5. Comme il avait eu l'occasion de le déclarer en 2013 dans sa réponse à la motion Aeschi Thomas 13.3493, le Bureau considère qu'il est tout à fait envisageable de mettre à disposition les papiers utiles au travail parlementaire sous forme électronique et de renoncer au papier. Il relève d'ailleurs que cette possibilité existe déjà aujourd'hui puisque tous les documents utilisés au conseil existent sous forme électronique, que ce soit dans la base de données Curia ou sur Extranet. Indépendamment de cela, les SP développent et évaluent actuellement de nouveaux outils informatiques pour permettre une utilisation plus aisée et plus pratique des documents numériques (accès, lisibilité, possibilité de retravailler directement les documents et de les classer, etc.). Le renoncement au papier se heurte toutefois aux habitudes des membres du conseil (voir réponse à la question 2). Les tentatives de la Délégation administrative de supprimer le papier n'ont jusqu'à présent pas trouvé l'assentiment d'une majorité des membres du conseil qui souhaite conserver le papier comme moyen de travail principal.
Question 6 :
L'abandon du papier en faveur d'une numérisation complète aurait les conséquences suivantes :
Economies
- réduction de la consommation de papier ;
- réduction du nombre d'appareils multifonctions dans les locaux des Services du Parlement et dans le Palais du Parlement et, parallèlement, réduction de la consommation de toner et d'électricité ;
- économie de temps pour la distribution des documents ;
- réduction de la charge de travail liée à l'élimination correcte des déchets (par ex. les cartouches d'encre) et du papier.

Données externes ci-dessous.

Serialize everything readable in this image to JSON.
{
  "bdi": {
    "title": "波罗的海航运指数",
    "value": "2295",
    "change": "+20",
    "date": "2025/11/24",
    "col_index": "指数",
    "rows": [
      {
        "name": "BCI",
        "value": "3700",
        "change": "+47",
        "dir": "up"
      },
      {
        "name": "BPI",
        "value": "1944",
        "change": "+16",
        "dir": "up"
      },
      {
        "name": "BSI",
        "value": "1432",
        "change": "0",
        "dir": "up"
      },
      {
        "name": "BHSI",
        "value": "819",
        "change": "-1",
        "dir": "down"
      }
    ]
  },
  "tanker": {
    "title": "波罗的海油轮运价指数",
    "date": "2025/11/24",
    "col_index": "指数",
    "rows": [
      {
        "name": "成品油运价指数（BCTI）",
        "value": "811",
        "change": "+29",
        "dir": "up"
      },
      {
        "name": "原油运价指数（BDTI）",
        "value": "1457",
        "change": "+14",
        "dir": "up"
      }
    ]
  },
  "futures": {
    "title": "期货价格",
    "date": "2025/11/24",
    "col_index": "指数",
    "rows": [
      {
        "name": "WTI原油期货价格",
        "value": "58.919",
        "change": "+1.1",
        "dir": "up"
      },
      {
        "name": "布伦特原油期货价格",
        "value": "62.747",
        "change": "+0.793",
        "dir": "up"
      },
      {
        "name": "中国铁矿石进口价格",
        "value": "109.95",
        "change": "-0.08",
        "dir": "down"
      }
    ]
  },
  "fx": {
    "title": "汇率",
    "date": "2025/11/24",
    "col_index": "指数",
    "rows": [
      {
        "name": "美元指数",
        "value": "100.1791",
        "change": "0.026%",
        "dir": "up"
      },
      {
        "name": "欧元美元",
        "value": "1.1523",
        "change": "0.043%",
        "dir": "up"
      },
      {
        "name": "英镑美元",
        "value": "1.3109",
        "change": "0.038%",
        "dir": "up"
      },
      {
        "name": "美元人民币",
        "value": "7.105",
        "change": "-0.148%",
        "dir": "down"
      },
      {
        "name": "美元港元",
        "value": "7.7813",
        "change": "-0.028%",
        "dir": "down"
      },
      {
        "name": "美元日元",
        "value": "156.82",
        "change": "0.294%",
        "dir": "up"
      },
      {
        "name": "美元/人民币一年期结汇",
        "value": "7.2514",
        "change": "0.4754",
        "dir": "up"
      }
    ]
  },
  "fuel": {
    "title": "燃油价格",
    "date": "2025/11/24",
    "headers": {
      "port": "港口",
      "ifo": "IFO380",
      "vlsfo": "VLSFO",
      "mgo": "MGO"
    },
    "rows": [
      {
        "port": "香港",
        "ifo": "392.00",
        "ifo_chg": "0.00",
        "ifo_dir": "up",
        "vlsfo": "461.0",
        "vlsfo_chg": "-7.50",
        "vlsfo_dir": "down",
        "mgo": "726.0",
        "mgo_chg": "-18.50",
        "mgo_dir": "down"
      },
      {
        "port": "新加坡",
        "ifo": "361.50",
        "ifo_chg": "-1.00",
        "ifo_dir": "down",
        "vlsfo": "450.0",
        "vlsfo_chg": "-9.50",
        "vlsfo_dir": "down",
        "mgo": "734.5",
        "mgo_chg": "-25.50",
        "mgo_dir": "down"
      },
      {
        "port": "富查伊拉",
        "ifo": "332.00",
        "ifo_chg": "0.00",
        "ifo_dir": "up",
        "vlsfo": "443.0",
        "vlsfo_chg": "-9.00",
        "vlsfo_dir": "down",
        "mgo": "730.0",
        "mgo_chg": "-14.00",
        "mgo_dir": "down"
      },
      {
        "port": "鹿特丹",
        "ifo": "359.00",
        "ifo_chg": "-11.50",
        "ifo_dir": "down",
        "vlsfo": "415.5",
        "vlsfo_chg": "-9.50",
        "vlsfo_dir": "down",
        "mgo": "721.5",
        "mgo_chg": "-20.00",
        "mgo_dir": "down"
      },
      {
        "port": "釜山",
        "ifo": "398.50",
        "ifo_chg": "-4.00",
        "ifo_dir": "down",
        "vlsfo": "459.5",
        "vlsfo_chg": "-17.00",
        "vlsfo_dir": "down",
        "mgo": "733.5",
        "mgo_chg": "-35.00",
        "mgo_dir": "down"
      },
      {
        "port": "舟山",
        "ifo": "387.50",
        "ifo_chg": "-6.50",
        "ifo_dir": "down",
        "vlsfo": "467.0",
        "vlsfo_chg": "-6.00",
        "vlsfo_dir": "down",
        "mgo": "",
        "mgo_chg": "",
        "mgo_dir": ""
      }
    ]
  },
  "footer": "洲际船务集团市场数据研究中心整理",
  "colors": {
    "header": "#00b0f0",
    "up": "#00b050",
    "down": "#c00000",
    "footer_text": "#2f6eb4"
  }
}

Investissements/charges supplémentaires
- L'instrument le mieux adapté à la lecture et au traitement de documents numériques est la tablette électronique. À l'heure actuelle, moins de la moitié des députés disposent d'un tel instrument : il faudrait donc équiper les personnes concernées. Ces appareils consomment de l'électricité et ont une durée de vie de quatre ans environ : il faut ensuite les remplacer et les éliminer correctement (par recyclage).
- Pour que les députés puissent archiver (enregistrer) efficacement les documents électroniques et, au besoin, les trouver facilement, il faut leur procurer des systèmes d'archivage appropriés offrant des possibilités de recherche performantes. Certains systèmes sont déjà à leur disposition, mais doivent encore être complétés et améliorés.
En résumé, les économies potentielles décrites plus haut nécessiteraient aussi certains investissements. A titre d'exemple, l'Assemblée nationale française travaillera "sans papier" à partir du 1er janvier 2018 : les responsables estiment que les économies réalisées seront plus ou moins équivalentes aux coûts des outils électroniques.
La charge des collaborateurs des Services du Parlement ne changera pratiquement pas : ceux-ci continueront de produire des documents, mais sur un support numérique et non plus sur papier.
7. Le Bureau a connaissance de projets de renonciation au papier de certains parlements cantonaux, notamment celui du Valais. Le Bureau du Conseil des États a notamment entendu le chef du projet du canton du Valais et a chargé les Services du Parlement d'évaluer les possibilités de transposer cette expérience au Conseil des États, ce qui est en cours.
Les Services du Parlement suivent également depuis plusieurs années les expériences faites au niveau international, notamment celle du Sénat des Pays-Bas, qui a été le premier, en 2011, à mettre à disposition de ses membres des tablettes permettant de renoncer au papier. Le Sénat espagnol a suivi la même voie quelques années plus tard et, tout récemment, l'Assemblée nationale française a également décidé de renoncer à la distribution de papier pour les travaux en séance plénière. Les expériences faites dans ces parlements démontrent que le renoncement au papier est non seulement possible, mais déjà une réalité dans certains pays européens.
Pour le Bureau, le passage au travail parlementaire numérique n'est plus aujourd'hui un problème technique, mais une affaire de volonté politique nécessitant un engagement et un appui résolus de l'institution concernée.